If you could be told what you can see or read, then it follows that you could be told what to say or think - BoC
Now before you start up the flame throwers, this is not a message to deride high school students over their lack of creativity.
But when I was in high school, we were told that proper essay writing was an essential skill for the departmentals, and when they said "proper," they meant "Must conform to between five and seven paragraphs, with the first and last being this opening and conclusion with three to five paragraphs of body--each containing one topic of discussion."
Furthermore, it was made VERY clear that creative or unconventional ideas (let alone language!) would be strongly frowned upon. There was One True Way to write an essay, and One True Opinion on any given subject. Any deviations from that would cost you.
I hated it then, I hate it now, but I don't see any problem with having computers mark essays like this. After all, they were trying to turn us into computers to create them.
"People who do stupid things with hazardous materials often die." -- Jim Davidson on alt.folklore.urban
The funny thing about this is that, if the essay is graded by computer, the best way to write the essay would be to have the COMPUTER write it. The same criteria that the program would use to grade the essay could very easily be turned around and used to generate an essay that the computer will love. Having a computer written term paper given an A by a computer grader is worthy of an Ionesco play.
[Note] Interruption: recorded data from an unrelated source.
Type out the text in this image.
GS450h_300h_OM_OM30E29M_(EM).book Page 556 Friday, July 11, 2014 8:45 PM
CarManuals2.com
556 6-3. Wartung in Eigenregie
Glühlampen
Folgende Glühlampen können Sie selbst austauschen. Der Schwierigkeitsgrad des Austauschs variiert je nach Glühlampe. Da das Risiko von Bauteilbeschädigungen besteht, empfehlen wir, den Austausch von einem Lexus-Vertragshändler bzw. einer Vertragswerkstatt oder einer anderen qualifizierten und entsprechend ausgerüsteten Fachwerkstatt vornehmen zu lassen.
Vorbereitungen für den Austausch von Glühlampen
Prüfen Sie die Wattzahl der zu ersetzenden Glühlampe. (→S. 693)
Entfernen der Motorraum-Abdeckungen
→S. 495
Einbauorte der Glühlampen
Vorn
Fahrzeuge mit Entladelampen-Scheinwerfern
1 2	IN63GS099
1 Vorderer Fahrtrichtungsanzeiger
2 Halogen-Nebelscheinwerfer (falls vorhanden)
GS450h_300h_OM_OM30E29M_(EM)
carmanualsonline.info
Beyond that there is no way the computer will be able to distinguish between something truly interesting and something that just lists the facts in simple Dick and Jane language with an occasional compund sentence to keep the grammar checker happy. All it can do is check for fact1, fact2, fact3, and any interesting conclusion you draw in the paper will be completely lost. Anything more would be turing test worthy, and I heartily doubt they've achieved anything close to that.
Elegant prose is often not strictly grammatical, so a boring paper would likely score the same or better than a far better written essay with the same facts. I routinely turn off grammar checking in every program I've ever used it in. Aside from the occasional misplaced modifier or dangling participle, its worthless.
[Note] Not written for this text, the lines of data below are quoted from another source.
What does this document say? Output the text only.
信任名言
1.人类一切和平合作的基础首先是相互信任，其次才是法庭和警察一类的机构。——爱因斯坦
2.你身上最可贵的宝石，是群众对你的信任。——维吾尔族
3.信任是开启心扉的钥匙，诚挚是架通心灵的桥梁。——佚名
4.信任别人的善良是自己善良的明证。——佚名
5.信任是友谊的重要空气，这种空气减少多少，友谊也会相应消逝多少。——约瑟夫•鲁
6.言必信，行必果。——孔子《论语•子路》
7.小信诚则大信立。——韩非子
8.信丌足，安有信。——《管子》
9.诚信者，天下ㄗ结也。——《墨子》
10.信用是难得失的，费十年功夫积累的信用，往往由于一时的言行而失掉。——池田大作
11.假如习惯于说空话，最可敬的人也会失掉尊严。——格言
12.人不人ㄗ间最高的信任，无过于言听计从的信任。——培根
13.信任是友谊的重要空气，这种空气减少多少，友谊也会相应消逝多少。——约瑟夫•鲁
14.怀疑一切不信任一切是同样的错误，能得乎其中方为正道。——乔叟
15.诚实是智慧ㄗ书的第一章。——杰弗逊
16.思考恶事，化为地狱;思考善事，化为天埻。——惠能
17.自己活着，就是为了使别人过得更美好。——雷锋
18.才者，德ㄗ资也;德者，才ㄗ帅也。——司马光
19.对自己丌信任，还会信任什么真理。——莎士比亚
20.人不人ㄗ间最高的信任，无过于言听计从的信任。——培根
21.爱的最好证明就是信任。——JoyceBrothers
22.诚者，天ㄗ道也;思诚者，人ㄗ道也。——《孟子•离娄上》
In conclusion, this idea is a pipe dream which would discourage high quality writing (i.e. the kind actual PEOPLE like to read), teach people the substandard grammatical constructs used by most grammar checking software, and create a market for software that writes term papers, thereby removing the last actual bit of work your average liberal arts major has to do. I think it's a hopelessly terrible idea. TA's already do this work; why waste time coming up with a program which will do the same thing, poorly?
Just my opinion.
ad logicam Claiming a proposition is false because it was presented as the conclusion of a fallacious argument.